Return to the key question: am I mentally disabled? damned straight I
am! Isn't everyone?
Of course, the latter question reminds us that the opposite of
"disabled" is "normal" and that "normal" is notoriously hard to pin
down. Does it mean "average" or something "good"? Worse, someone with
"disability" along one dimension is often "gifted" along another, as
with the case of autistic savants (e.g., the fictional Rainman).
Oliver Sacks suggests that this is "normal": people compensate for a
disability by developing an ability. In sum, someone without
"disability" is "abnormal."
"Disability" seems to involve having a hard time functioning in the
society we live in. So its definition is partly or even largely a
product of that society. Poverty seems to be a form of disability.

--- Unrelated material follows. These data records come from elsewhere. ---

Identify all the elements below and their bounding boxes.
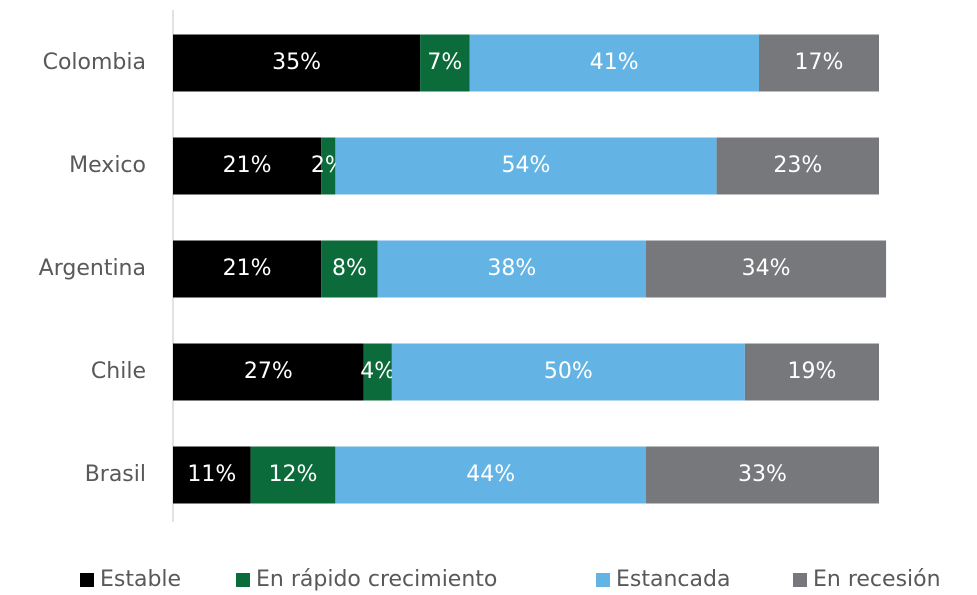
bar-segment	[716, 137, 879, 195]
bar-segment	[335, 137, 717, 195]
y-tick-label: Mexico	[69, 153, 146, 178]
data-label: 54%	[502, 153, 551, 178]
y-tick-label: Chile	[91, 359, 146, 384]
data-label: 50%	[544, 359, 593, 384]
bar-segment	[377, 240, 647, 298]
bar-segment	[391, 343, 745, 401]
y-tick-label: Brasil	[85, 462, 146, 487]
bar-segment	[646, 240, 887, 298]
legend-swatch	[793, 573, 807, 587]
data-label: 7%	[427, 50, 462, 75]
data-label: 38%	[487, 256, 536, 281]
legend-swatch	[236, 573, 250, 587]
bar-segment	[321, 137, 336, 195]
bar-segment	[335, 446, 647, 504]
data-label: 19%	[787, 359, 836, 384]
data-label: 4%	[360, 359, 395, 384]
y-tick-label: Argentina	[39, 256, 146, 281]
y-tick-label: Colombia	[43, 50, 146, 75]
bar-segment	[250, 446, 336, 504]
legend-label: Estancada	[616, 567, 730, 592]
data-label: 33%	[738, 462, 787, 487]
bar-segment	[173, 34, 421, 92]
data-label: 11%	[187, 462, 236, 487]
legend-swatch	[80, 573, 94, 587]
bar-segment	[646, 446, 879, 504]
bar-segment	[420, 34, 470, 92]
data-label: 17%	[795, 50, 844, 75]
data-label: 21%	[223, 153, 272, 178]
bar-segment	[173, 343, 364, 401]
legend-label: En recesión	[813, 567, 941, 592]
data-label: 35%	[272, 50, 321, 75]
bar-segment	[363, 343, 392, 401]
data-label: 8%	[332, 256, 367, 281]
legend-swatch	[596, 573, 610, 587]
bar-segment	[744, 343, 879, 401]
data-label: 34%	[742, 256, 791, 281]
data-label: 12%	[269, 462, 318, 487]
legend-label: Estable	[100, 567, 181, 592]
data-label: 27%	[244, 359, 293, 384]
data-label: 23%	[773, 153, 822, 178]
data-label: 21%	[223, 256, 272, 281]
bar-segment	[469, 34, 759, 92]
bar-segment	[173, 446, 251, 504]
data-label: 41%	[590, 50, 639, 75]
legend-label: En rápido crecimiento	[256, 567, 497, 592]
bar-segment	[758, 34, 879, 92]
data-label: 44%	[466, 462, 515, 487]
bar-segment	[321, 240, 378, 298]
bar-segment	[173, 240, 322, 298]
bar-segment	[173, 137, 322, 195]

My experience with the "Disability Rights" community is with those on
the autism spectrum. A lot of adults with autism or Asperger syndrome
want to end this business of looking for a "cure" for autism/AS,
because that "disorder" is inextricably intertwined with their
personalities. A "cure" would likely involve killing those
personalities. Instead, they want society to start being more tolerant
and accommodating.
That makes sense to me. But it would be utopian to expect that society
is going to come around immediately. People with disabilities are
likely going to have to make some accommodations, to be tolerant of
some of society's foibles, while working to communicate with and
convince society of the rightness of their cause.
Am I mentally disabled? sure. in addition to (mild) Asperger syndrome,
I've got dysthymia (mild, chronic, but intermittent depression). But
intermittently, I think it's because society is so chronically
depressing. And society's depressive [depressogenic?] side isn't mild.
(Alas, the various lefts in this country seem to suffer from many of
the same disorders that society at large has.)
--
Jim Devine / "Segui il tuo corso, e lascia dir le genti." (Go your own
way and let people talk.) -- Karl, paraphrasing Dante.